Аналогичным образом дело обстоит и с растениями. Когда усик вьюнка охватывает опору, нелепо утверждать, что он запомнил ее форму. У растений отсутствует нервная система, и потому электрический импульс не передается от клетки к клетке. Растительные клетки реагируют на свет, температуру, влажность, прикосновение, гравитацию, но на рефлексы эти реакции не похожи. Соприкоснувшийся с каким-нибудь предметом усик действительно искривляется, но происходит это только потому, что его клетки в месте контакта задерживаются в своем росте, а свободные клетки продолжают расти.
Усик изменяет свою форму раз и навсегда.
Однако заявлять со стопроцентной уверенностью, что память у растений отсутствует напрочь, мы, пожалуй, все-таки не решимся. Например, мимоза закрывается в сумерки и раскрывается на рассвете. Это ее естественный биологический ритм, которому она подчиняется на протяжении всей своей жизни.
Выяснилось, что при помощи искусственного освещения ничего не стоит этот цикл поломать и заменить на новый. Не составит большого труда приучить мимозу закрываться не каждые 12, а, скажем, каждые 6 часов, следовательно, о какой-то зачаточной форме памяти у растений в известном смысле говорить все-таки можно.
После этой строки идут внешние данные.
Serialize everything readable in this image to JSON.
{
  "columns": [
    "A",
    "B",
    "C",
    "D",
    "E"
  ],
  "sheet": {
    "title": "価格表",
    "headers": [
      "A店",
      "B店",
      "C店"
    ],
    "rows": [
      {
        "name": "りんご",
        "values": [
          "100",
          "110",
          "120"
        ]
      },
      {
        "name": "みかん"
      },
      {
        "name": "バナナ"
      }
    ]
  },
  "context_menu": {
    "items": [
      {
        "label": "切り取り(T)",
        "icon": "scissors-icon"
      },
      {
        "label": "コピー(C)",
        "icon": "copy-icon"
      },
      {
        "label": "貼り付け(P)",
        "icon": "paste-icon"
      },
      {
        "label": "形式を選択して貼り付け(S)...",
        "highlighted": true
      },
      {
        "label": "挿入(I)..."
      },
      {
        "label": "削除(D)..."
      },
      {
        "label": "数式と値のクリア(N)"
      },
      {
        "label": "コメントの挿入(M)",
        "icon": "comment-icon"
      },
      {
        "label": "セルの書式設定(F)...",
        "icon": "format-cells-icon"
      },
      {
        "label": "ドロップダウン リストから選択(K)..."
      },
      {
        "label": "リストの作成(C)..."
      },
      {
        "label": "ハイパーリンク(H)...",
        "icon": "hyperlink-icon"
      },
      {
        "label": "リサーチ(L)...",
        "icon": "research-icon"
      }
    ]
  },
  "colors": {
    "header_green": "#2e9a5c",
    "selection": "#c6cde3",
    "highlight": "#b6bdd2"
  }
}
Еще убедительнее опыты американского исследователя Бекстера, который укреплял на листьях филодендрона электронные регистраторы кожно-гальванической реакции (КГР). Как известно, любые изменения в эмоциональной сфере влияют у нас на работу потовых желез, и подключенный к регистратору самописец немедленно выдает пик, если фиксирует увлажнение кожных покровов. Бекстер подумал: а вдруг и пейзанки чувствовать умеют, чем в конце концов черт не шутит?
Когда ученый чиркнул спичкой возле растения, прибор немедленно отреагировал, вычертив резко подскочившую вверх кривую.